Creator Misha Green on the set of "Lovecraft Country."
(Eli Joshua Ade/HBO)

Majors, speaking from Georgia where he’s filming the Korean War movie “Devotion,” came to appreciate the full scope of “Lovecraft Country” only after he landed the job. “I had no idea who Misha Green was when I auditioned,” says Major, who filmed “Da 5 Bloods” for Spike Lee in between the “Lovecraft Country” pilot episode and the series’ subsequent eight-month shoot. “It wasn’t until I got the job that I started to understand that Misha’s a visionary and a revolutionary, and she can also be very tough, which you need on set when you’re shooting at 3 o’clock in the morning.”

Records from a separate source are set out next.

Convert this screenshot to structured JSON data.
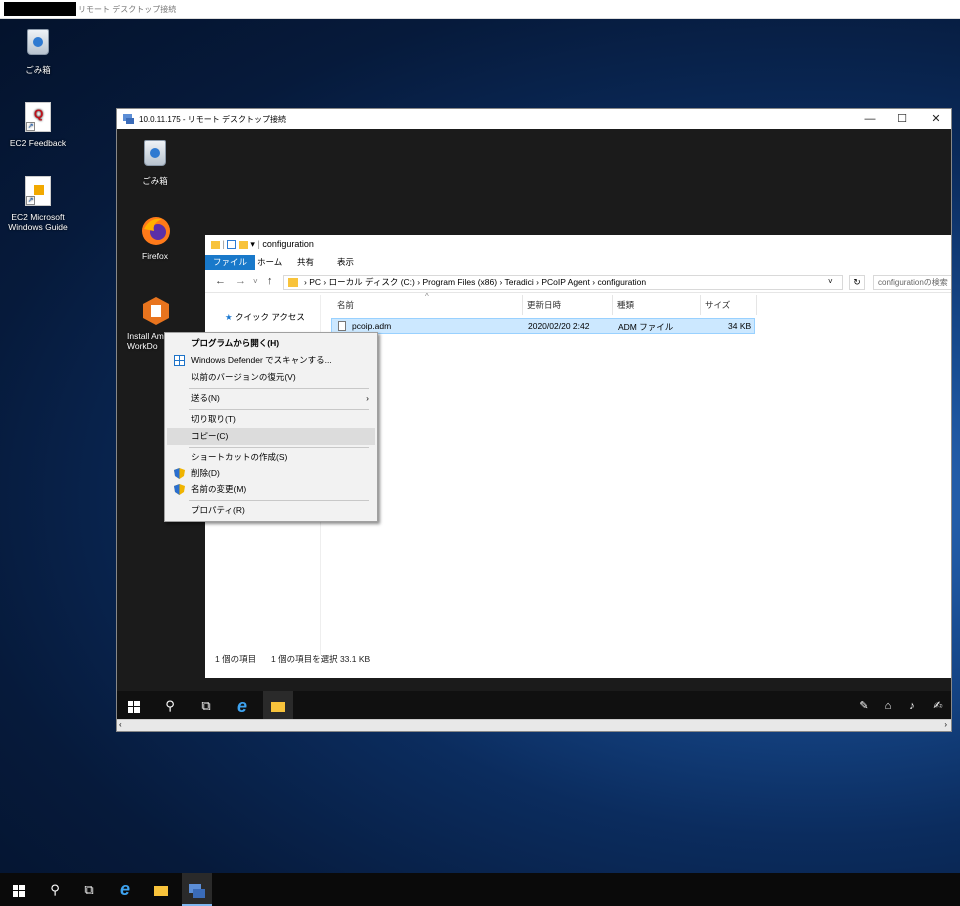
{
  "outer_window": {
    "title": "リモート デスクトップ接続"
  },
  "desktop_icons": [
    {
      "label": "ごみ箱",
      "icon": "recycle-bin-icon"
    },
    {
      "label": "EC2 Feedback",
      "icon": "feedback-icon"
    },
    {
      "label": "EC2 Microsoft Windows Guide",
      "icon": "guide-icon"
    }
  ],
  "remote_window": {
    "title": "10.0.11.175 - リモート デスクトップ接続",
    "controls": {
      "minimize": "—",
      "maximize": "☐",
      "close": "✕"
    },
    "desktop_icons": [
      {
        "label": "ごみ箱"
      },
      {
        "label": "Firefox"
      },
      {
        "label": "Install Am WorkDo"
      }
    ]
  },
  "explorer": {
    "title": "configuration",
    "ribbon_tabs": [
      "ファイル",
      "ホーム",
      "共有",
      "表示"
    ],
    "path": [
      "PC",
      "ローカル ディスク (C:)",
      "Program Files (x86)",
      "Teradici",
      "PCoIP Agent",
      "configuration"
    ],
    "search_placeholder": "configurationの検索",
    "nav_quick_access": "クイック アクセス",
    "columns": [
      "名前",
      "更新日時",
      "種類",
      "サイズ"
    ],
    "files": [
      {
        "name": "pcoip.adm",
        "modified": "2020/02/20 2:42",
        "type": "ADM ファイル",
        "size": "34 KB"
      }
    ],
    "status_items": "1 個の項目",
    "status_selected": "1 個の項目を選択 33.1 KB"
  },
  "context_menu": {
    "items": [
      "プログラムから開く(H)",
      "Windows Defender でスキャンする...",
      "以前のバージョンの復元(V)",
      "送る(N)",
      "切り取り(T)",
      "コピー(C)",
      "ショートカットの作成(S)",
      "削除(D)",
      "名前の変更(M)",
      "プロパティ(R)"
    ],
    "highlighted": "コピー(C)"
  },
  "colors": {
    "accent": "#0078d7",
    "selection": "#cce8ff",
    "folder": "#f8c33b"
  }
}
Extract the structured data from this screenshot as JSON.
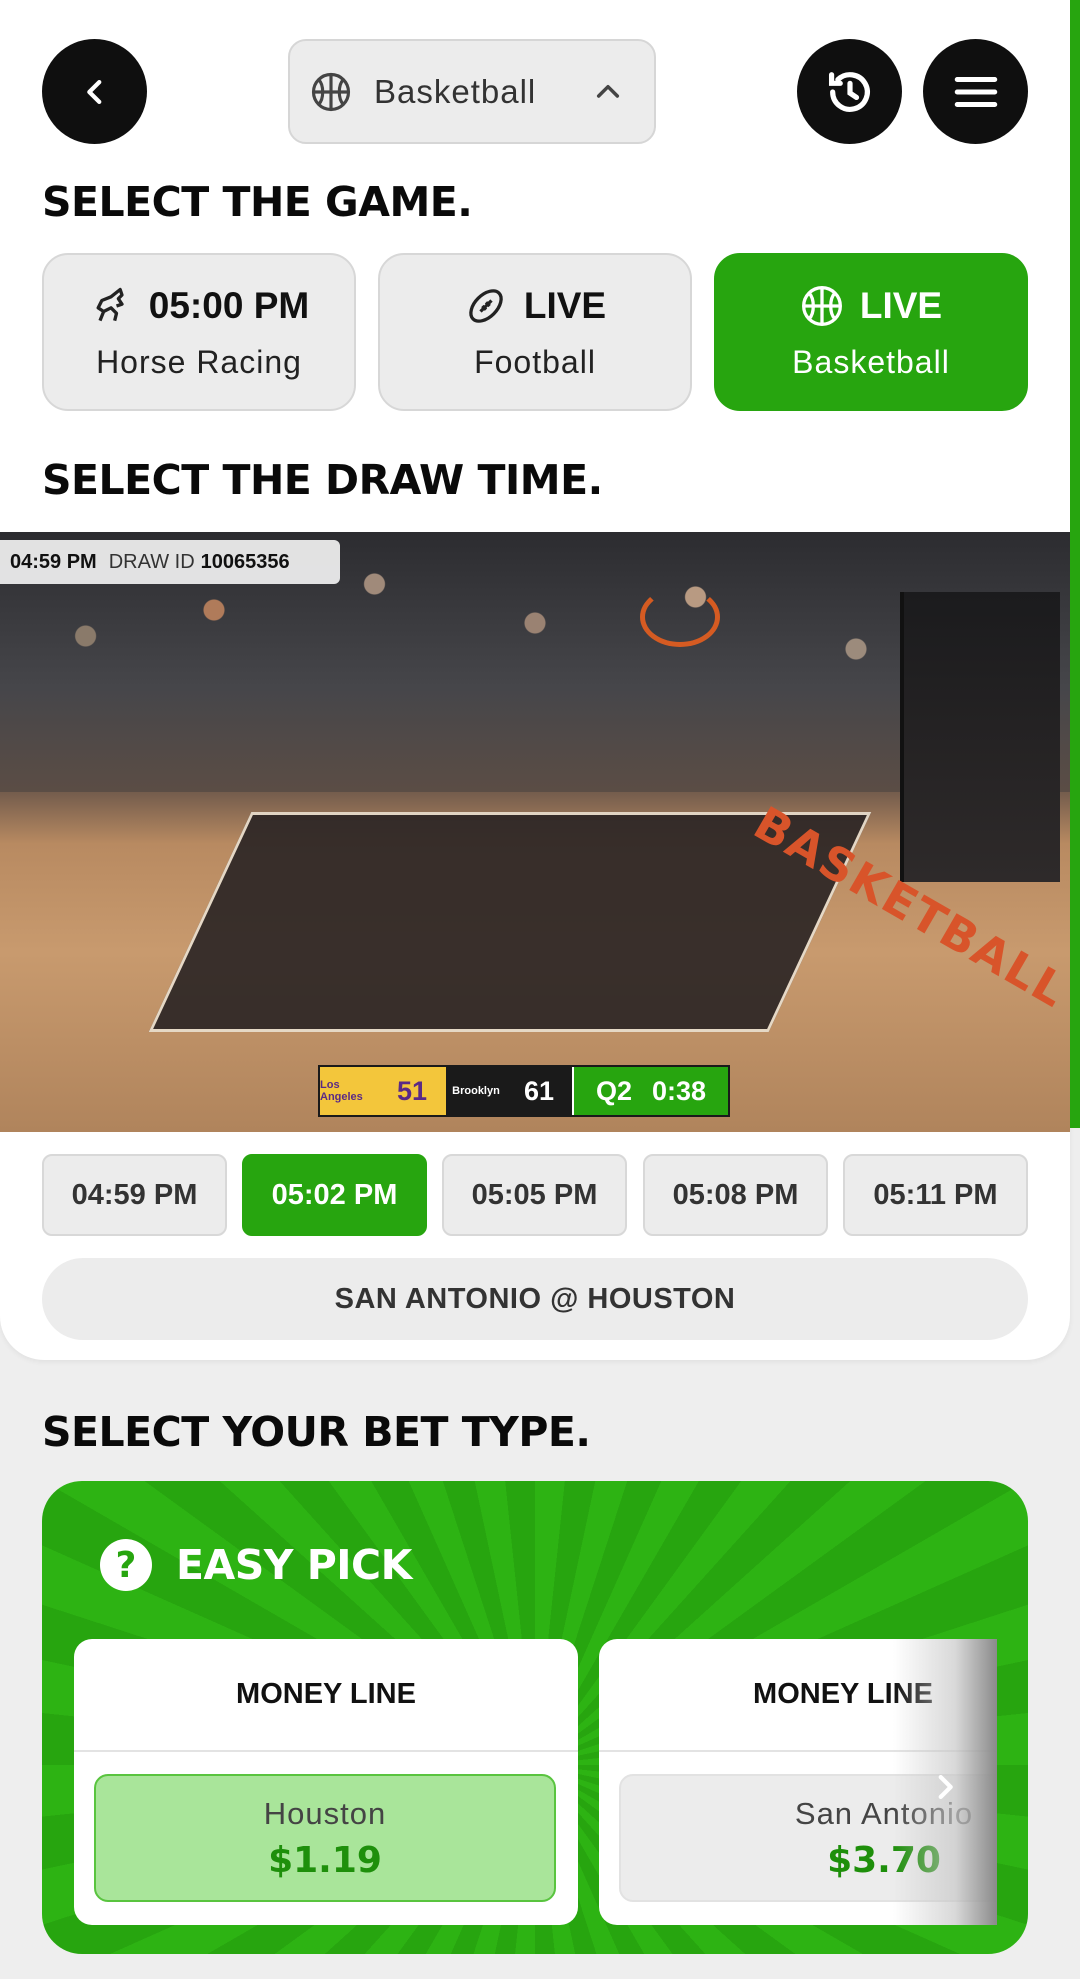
{
  "header": {
    "sport_selector": {
      "label": "Basketball",
      "icon": "basketball-icon",
      "chevron": "chevron-up-icon"
    },
    "back_icon": "chevron-left-icon",
    "history_icon": "history-icon",
    "menu_icon": "hamburger-menu-icon"
  },
  "select_game": {
    "title": "SELECT THE GAME.",
    "games": [
      {
        "time": "05:00 PM",
        "name": "Horse Racing",
        "icon": "horse-icon",
        "active": false
      },
      {
        "time": "LIVE",
        "name": "Football",
        "icon": "football-icon",
        "active": false
      },
      {
        "time": "LIVE",
        "name": "Basketball",
        "icon": "basketball-icon",
        "active": true
      }
    ]
  },
  "draw_time": {
    "title": "SELECT THE DRAW TIME.",
    "video": {
      "overlay_time": "04:59 PM",
      "draw_id_label": "DRAW ID",
      "draw_id": "10065356",
      "court_text": "BASKETBALL",
      "scoreboard": {
        "home_abbr": "Los Angeles",
        "home_score": "51",
        "away_abbr": "Brooklyn",
        "away_score": "61",
        "quarter": "Q2",
        "clock": "0:38"
      }
    },
    "times": [
      "04:59 PM",
      "05:02 PM",
      "05:05 PM",
      "05:08 PM",
      "05:11 PM"
    ],
    "selected_index": 1,
    "matchup": "SAN ANTONIO @ HOUSTON"
  },
  "bet_type": {
    "title": "SELECT YOUR BET TYPE.",
    "easy_pick_label": "EASY PICK",
    "help_symbol": "?",
    "cards": [
      {
        "header": "MONEY LINE",
        "team": "Houston",
        "price": "$1.19",
        "selected": true
      },
      {
        "header": "MONEY LINE",
        "team": "San Antonio",
        "price": "$3.70",
        "selected": false
      }
    ]
  },
  "colors": {
    "accent_green": "#27a50f",
    "dark": "#0f0f0f",
    "chip_grey": "#ececec"
  }
}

Describing as “gladiatorial” a sequence in which Atticus turns a roomful of bigots to stone and sprints out of an evil wizard’s mansion only to discover that his beloved uncle has died, Majors regards “Lovecraft Country” as a daunting endeavor that yielded rare fruit. “I don’t watch much TV, but this show has broken out of the ghetto of Black cinema that our industry has placed us in,” he says. “Because, with all due respect, we didn’t do ‘Roots.’ But we also didn’t do ‘Harry Potter.’ Misha took two, three, four, five genres and melded them together to make ‘Lovecraft Country.’ It’s one of the most American stories I’ve ever seen.”